Oak Gall, Andricus californicus,
and Ozognathus cornutus.
Images and text by Don McIntire

Order Hymenoptera/ Family Cynipidae – Gall Wasps

Oak Gall, Andricus californicus, and Ozognathus cornutus

Adult: 4-5 mm

This little California Oak Gall Wasp (Andricus californicus) is probably among the most widespread of the micro-hymenoptera, specializing in laying its eggs within the young twigs of various oaks which causes the growth of the familiar galls often referred to as oak apples. These, the largest insect galls in California, are usually noticed only after they turn the bright red color and the wasps have emerged. The cross-section pictured shows the larvae clustered near the center in their individual cells with one having emerged through its boring. The spongy interior of the gall is a result of the deformation of the plant’s nutritious phloem cells after oviposition into the, usually, new-growth twig.

The wasp may lay many or just a few eggs, which might be the reason for the varying sizes of galls. The wasp pictured was reared from such a gall with two others. All three emerging wasps were females. And such has also been the case that other galls may yield only males. Why this is has not been fully explained by science, but probably, among other plausible reasons, helps to insure genetic diversity. The tiny white grubs have no legs and move through contractions and extensions of their segmented bodies within the cells as they feed until they finally pupate to become adults.

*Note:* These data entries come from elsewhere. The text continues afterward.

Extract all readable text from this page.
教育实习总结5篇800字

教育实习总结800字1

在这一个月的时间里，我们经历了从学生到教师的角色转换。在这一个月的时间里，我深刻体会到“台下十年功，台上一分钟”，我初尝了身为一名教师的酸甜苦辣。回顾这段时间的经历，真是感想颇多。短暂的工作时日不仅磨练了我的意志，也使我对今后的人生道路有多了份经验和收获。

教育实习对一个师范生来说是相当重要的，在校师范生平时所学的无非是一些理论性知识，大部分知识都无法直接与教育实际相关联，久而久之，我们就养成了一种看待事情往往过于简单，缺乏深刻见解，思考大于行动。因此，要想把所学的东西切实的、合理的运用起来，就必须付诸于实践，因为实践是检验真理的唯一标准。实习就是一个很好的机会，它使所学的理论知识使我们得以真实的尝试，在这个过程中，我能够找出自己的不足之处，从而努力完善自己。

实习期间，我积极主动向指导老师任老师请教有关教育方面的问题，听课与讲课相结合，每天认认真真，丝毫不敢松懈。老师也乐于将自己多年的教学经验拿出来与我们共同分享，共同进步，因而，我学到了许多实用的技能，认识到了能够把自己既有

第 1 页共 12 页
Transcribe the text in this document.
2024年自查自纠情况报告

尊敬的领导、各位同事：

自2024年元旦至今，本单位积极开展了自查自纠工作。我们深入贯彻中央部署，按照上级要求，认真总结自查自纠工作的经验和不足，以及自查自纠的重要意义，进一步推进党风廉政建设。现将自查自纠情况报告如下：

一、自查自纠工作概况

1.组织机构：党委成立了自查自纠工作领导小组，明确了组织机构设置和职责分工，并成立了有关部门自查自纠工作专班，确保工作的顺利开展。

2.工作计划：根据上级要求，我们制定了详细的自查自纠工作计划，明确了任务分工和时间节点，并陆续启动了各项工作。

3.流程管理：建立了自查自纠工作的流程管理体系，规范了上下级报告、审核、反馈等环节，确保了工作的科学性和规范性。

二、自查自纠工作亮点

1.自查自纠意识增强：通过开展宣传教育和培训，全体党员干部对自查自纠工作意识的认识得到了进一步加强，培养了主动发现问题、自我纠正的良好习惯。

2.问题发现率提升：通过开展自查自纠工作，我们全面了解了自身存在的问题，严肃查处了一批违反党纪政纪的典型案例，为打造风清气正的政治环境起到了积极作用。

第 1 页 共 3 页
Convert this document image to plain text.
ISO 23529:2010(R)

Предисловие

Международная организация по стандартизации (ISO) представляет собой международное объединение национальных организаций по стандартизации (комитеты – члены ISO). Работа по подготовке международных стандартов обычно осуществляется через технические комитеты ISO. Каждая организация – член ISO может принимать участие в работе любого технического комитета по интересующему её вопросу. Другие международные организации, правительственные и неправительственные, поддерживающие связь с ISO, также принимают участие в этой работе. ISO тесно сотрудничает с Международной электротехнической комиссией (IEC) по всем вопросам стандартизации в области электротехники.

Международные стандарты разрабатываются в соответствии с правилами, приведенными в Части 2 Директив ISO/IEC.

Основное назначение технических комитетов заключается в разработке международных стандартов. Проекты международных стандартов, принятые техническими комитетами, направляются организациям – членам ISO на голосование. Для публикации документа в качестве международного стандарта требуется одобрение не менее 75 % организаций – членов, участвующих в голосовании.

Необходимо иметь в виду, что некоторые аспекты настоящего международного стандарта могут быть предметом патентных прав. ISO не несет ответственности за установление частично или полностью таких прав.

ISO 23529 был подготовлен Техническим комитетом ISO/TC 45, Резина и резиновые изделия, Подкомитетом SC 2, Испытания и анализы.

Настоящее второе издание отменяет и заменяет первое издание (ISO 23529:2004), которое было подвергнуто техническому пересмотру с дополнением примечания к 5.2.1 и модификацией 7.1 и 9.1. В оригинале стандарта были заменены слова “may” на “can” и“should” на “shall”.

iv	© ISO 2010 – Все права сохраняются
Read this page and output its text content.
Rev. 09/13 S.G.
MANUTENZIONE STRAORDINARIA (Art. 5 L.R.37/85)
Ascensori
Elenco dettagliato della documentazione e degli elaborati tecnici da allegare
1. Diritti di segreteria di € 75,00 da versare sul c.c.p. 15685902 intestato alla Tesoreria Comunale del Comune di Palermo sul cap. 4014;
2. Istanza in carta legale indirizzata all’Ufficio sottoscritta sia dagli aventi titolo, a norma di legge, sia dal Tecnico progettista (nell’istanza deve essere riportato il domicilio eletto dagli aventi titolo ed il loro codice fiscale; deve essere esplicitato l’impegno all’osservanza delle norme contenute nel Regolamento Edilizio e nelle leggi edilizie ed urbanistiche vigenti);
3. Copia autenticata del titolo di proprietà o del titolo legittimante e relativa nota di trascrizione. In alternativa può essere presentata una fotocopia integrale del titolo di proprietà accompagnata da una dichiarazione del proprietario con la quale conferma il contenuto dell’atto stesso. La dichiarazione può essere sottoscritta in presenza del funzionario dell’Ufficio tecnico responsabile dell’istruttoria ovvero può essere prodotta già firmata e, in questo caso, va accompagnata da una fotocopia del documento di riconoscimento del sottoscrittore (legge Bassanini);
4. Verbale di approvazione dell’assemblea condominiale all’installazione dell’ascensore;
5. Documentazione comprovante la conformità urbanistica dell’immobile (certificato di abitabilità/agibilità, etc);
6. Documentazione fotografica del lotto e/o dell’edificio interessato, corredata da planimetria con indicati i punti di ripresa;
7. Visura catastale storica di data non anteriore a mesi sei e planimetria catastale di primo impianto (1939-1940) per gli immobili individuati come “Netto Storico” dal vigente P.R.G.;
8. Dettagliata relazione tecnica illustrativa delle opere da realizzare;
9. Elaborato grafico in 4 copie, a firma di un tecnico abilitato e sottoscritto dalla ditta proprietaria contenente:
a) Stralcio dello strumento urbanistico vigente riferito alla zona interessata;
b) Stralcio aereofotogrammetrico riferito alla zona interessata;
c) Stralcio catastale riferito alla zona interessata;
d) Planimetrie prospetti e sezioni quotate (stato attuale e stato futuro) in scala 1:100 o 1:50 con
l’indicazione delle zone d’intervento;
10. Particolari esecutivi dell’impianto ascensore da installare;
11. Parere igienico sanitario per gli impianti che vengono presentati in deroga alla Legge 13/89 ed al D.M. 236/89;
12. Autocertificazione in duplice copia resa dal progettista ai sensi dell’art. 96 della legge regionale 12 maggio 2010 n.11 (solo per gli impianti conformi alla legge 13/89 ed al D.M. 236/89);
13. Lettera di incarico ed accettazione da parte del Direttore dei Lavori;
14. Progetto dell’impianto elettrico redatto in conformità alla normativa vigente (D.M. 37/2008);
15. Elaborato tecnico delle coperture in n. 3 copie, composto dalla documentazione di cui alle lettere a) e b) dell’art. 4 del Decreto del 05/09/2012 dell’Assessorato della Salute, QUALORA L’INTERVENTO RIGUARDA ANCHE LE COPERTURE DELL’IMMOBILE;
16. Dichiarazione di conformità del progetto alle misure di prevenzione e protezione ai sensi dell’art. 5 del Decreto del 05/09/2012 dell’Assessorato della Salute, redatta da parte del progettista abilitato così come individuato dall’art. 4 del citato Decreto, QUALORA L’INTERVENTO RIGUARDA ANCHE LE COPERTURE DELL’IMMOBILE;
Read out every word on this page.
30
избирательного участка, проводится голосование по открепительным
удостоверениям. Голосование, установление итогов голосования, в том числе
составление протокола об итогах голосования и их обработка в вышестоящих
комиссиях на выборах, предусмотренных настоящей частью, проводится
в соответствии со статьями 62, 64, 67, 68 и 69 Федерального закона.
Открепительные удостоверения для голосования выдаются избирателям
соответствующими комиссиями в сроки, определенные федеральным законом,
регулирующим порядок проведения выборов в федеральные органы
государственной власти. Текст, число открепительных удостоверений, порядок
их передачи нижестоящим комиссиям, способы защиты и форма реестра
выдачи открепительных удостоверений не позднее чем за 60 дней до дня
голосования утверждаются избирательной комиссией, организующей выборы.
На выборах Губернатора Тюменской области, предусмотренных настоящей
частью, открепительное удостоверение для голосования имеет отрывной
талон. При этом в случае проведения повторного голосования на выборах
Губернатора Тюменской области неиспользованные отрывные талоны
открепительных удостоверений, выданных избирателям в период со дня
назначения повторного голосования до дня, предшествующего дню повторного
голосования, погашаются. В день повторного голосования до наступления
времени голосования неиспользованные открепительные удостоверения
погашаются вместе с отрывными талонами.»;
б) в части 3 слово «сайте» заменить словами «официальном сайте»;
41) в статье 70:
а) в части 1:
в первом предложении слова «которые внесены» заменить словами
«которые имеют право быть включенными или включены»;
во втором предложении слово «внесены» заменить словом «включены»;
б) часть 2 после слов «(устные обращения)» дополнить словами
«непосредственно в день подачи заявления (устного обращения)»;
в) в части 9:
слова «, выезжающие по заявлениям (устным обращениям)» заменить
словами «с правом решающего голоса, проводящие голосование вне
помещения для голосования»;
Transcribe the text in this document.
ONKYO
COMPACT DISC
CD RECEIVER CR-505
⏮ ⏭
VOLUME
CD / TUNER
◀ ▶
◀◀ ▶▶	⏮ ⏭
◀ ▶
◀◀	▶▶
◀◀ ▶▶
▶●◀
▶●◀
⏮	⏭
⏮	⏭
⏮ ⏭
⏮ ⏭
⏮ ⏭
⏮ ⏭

Other kinds of micro-wasps specialize in laying their eggs in these galls so their young may feed on the defenseless young of the Cynipid wasp. And still others, like the tiny beetle Ozognathus cornutus in the family Anobiidae, live as a commensal and inquiline, or animal which lives in the nest of another, feeding on the tissues of the gall. The beetle is pictured beside the Cynipid female at about a comparable ratio with the host, ranging in size from 1.5 to 2.5mm. The little males are adorned with a delicate pair or horns which arise from the base of the mandibles. These are seen in the lateral view projecting up from the anterior part of the head. Sometimes these little beetles may be attracted to the catkin flowers of willows or oaks in great numbers.